7 Heures et 30 minutes
Il faut escalader. La paroi est humide, mais quand il en vient à l’escalade, je suis plutôt bon. Je monte rapidement, je suis un des premiers en haut. Je vois que les autres ont quelques difficultés, je décide donc de redescendre un peu, je prend de bons appuis à mi-chemin de la paroi, et les aide d’une main tendue qui’ils agrippent sans plus attendre.
8 Heures et 30 minutes
Nous faisons face à une crevasse de terre (et non de neige). Nous longeons prudemment le mur qui surplombe cet immense trou, la moindre erreur, c’est la chute, et cela ne pardonnera pas nous le savons. Nous trouvons un point de passage accessible sans avoir à utiliser les cordes, c’est doucement que nous traversons un par un.
9 Heures
La surface de ce volcan est très glissante, entre pierres et sable, il est facile de glisser. Le plus gros soucis vient des chutes de pierre provoquée soit par une personne du groupe, soit par le vent. C’est en certaines occasions qu’un « ROCAAAAAS » se faisait retentir pour prévenir le groupe que des pierres tombées. C’est dans ces moments là qu’il faut compter sur son casque, ou bien dans mon cas sur l’esquive. Ce fût le quotidien de la montée, de l’escalade, des pentes glissantes, et des pierres agressives.
9 Heures et 30 minutes
Il est temps pour une vraie pause, pause durant laquelle je les regarde enfiler tout leur équipement d’escalade et d’alpinisme. Oulala, qu’est ce qu’il m’attend pour la suite ?

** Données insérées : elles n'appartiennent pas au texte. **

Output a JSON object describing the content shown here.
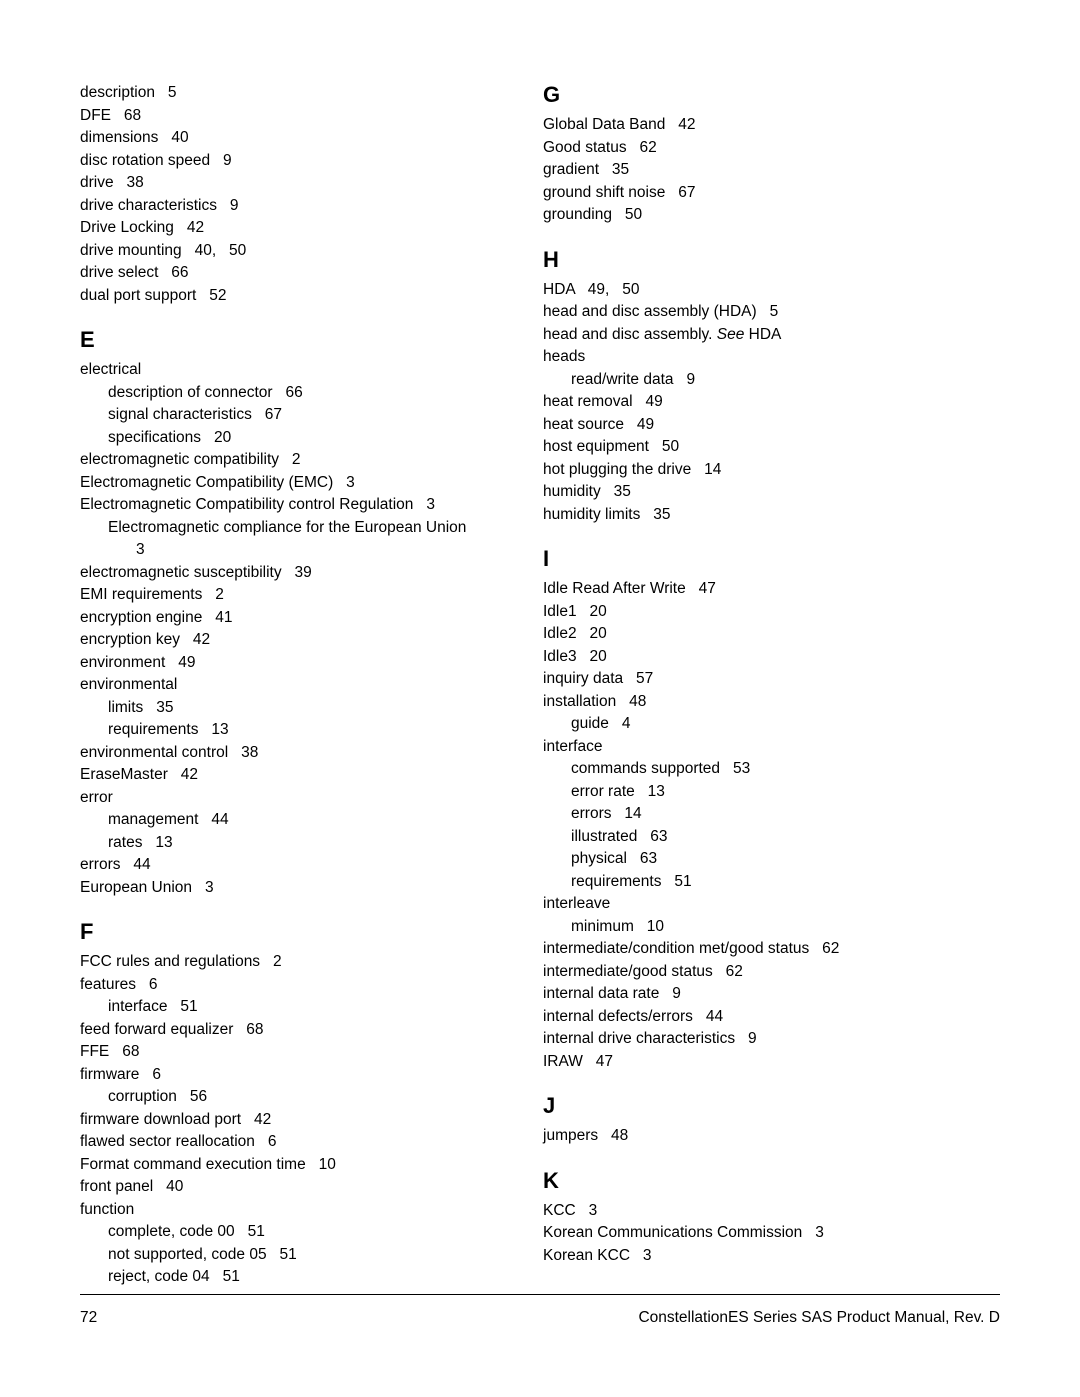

La partie difficile commence, c’est une pente humide inclinée à peut être 60%, impossible de marcher, il faut escalader, bien que nous ne soyons pas à la verticale. Le danger se trouve dans le fait que nous devons escalader à la file indienne, si quelqu’un fait tomber une pierre, c’est celui se trouvant en dessous qui va en faire l’experience.
Il reste très peu de temps avant le sommet, nous y sommes presque !
10 Heures
Nous montons doucement, les derniers 200 mètres se gravissent en ce qui parait être une éternité, toujours dans les nuages, nous ne voyons pas à plus de 20 mètres devant nous.
10 Heures 30 minutes
Nous faisons une petite pause sur le dernier point plat avant le réel sommet, une structure rocheuse se dresse devant nous, face au vide, comme si elle défiait l’immensité de la vallée. Nous prenons quelques photos, et continuons pour la dernière montée. Pour cela, il faut traverser une pente rocailleuse et sablonneuse, qui donne directement sur le sommet.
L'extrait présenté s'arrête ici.